幼い子供には、多分皓の言いたい事の半分も、理解出来なかったに違いない。
だが嫌がりもせず、一通り黙って皓の話を聞いた後、子供の口から漏れた意外な一言。
「それでも貴方の家族は生きているのでしょう?」
屋敷に押し入った何者かに、不意に襲われた自分の両親は、抵抗虚しく惨殺された。
戸棚に隠された自分と、妹。まだ赤ん坊だった弟は、何処かに連れ去られてしまった。
離れ離れになってしまった弟は、生死すら確認出来ないのだと、その子供は打ち明けた。
「生きているのなら、いつかはお互いを理解出来る筈。感情の縺れは、お互いが根気よく、逃げずに話し合えば、必ず解けるもの。貴方には私と違ってまだ、その機会が残されているのでしょう?」
「だが」
「私はもう何年も弟を探し――」
『何年も?』
皓の顔に浮かんだ怪訝な表情に、唐突に切られた子供の言葉。
咳払いを一つすると、子供はとってつけたように、東の空を見上げた。
「もう夜が明けますね」
完全に陽が昇る前、明け暗れの中、馬鹿丁寧な言葉を遣う子供は、性急に礼を述べた。
「お陰様で安心して野宿が出来ました」
ではこれでと、差し込んだ一筋の暁光に、見事な蜂蜜色の髪を溶け込ませ、逃げるように立ち去る子供の後姿。

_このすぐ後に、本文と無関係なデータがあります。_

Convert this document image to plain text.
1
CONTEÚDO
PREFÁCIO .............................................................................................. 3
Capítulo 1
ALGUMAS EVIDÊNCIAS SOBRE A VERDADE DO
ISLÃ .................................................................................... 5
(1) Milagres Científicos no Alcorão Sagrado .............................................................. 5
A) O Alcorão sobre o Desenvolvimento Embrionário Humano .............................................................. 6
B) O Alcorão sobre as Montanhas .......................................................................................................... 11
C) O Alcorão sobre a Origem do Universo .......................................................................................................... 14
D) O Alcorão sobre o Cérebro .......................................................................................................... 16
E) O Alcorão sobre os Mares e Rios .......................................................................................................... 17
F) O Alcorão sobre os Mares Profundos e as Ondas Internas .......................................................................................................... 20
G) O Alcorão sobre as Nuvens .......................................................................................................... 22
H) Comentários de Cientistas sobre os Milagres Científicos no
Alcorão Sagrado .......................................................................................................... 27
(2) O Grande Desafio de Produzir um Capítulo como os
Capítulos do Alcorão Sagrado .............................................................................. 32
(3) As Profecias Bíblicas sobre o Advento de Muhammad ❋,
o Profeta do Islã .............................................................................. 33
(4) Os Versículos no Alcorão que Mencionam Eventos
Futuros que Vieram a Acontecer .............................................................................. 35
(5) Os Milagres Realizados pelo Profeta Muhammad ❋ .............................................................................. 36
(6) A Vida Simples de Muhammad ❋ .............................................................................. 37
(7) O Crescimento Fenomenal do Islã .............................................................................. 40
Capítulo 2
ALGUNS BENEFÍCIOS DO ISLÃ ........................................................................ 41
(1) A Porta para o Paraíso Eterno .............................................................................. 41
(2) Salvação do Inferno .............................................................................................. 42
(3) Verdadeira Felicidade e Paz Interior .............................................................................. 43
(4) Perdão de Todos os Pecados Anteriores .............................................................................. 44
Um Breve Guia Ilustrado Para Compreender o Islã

呆気に取られ呆然と見送る皓に、振り向きざま、音には出さず唇だけで、子供は何事かを囁いた。
「決して闇に呑まれてはいけないよ」
「!」
思わず後を追った時には既に遅く、見渡す風景のどこにも、子供の姿はなかった。
野宿の後は自分一人の痕跡しかなく、月夜に魅了された魂は、寂しさの余り幻影でも見たのかも知れない。
けれどこの子供の言葉は、不思議とそれ以降も皓の精神に宿り続け、闇に傾きかけた魂を幾度となく、引き戻す役割を担ってくれた。